Why is Kafka so fast

The reason for Kafka's high throughput?

1. Read and write to the hard disk one at a time

Kafka's message (msg) is constantly being appended to the file. With this function, Kafka can take full advantage of the hard disk's sequential read and write performance. Sequential read and write does not require the disk head seek time and very littleSector rotation timeSo the speed is much faster than reading and writing randomly
Kafka officially gave the test data (Raid-5, 7200 rpm):
Sequential I / O: 600 MB / s
Random I / O: 100 KB / S.

2. No copy

After the Linux 2.2 kernel, a system call mechanism called "zero-coy" was displayed and the data is no longer copied to the "user mode buffer".
The system context change is reduced to double, which can double the performance, As shown below:

3. File segmentation


With the file segmentation method, each file operation is an operation on a small file, which is very portable and also increases the parallel processing ability.

4. Send batch

(Message) The message is emptied to the hard disk, the flushing strategy, the following two parameters are in the server.properties file
log.flush.interval.messages =
log.flush.interval.ms =

5. Data compression

Kafka also supports the compression of message collections.
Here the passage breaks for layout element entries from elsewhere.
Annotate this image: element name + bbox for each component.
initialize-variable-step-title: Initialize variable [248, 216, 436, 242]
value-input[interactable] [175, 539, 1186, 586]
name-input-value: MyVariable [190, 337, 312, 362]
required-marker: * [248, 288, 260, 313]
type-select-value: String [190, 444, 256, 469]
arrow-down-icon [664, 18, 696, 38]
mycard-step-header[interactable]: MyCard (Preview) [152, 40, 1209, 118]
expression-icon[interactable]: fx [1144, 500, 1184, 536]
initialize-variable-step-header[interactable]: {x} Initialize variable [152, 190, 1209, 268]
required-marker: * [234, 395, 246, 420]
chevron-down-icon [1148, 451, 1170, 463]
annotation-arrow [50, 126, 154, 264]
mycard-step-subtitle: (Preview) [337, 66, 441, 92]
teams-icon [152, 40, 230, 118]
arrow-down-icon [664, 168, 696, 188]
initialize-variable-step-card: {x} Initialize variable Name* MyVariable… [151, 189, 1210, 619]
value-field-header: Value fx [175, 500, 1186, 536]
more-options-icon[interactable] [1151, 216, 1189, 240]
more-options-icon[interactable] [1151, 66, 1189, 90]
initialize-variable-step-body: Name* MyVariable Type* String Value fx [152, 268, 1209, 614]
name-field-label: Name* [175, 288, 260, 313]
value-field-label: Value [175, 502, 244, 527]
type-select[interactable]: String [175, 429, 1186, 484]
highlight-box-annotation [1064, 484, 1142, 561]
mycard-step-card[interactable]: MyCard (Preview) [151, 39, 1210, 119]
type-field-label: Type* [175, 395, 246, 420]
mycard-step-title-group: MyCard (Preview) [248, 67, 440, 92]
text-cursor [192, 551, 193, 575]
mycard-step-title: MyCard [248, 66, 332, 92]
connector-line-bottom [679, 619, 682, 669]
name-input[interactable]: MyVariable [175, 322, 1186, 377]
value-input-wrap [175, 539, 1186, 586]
The producer can compress message collections in GZIP or Snappy format. The advantage of compression is to reduce the amount of data transferred and to reduce the pressure on the network transmission. However, after compressing the producer, the consumer has to decompress to increase the work of the CPU, but when processing big data, the bottleneck is in the network instead of the CPU, so the cost is well worth it.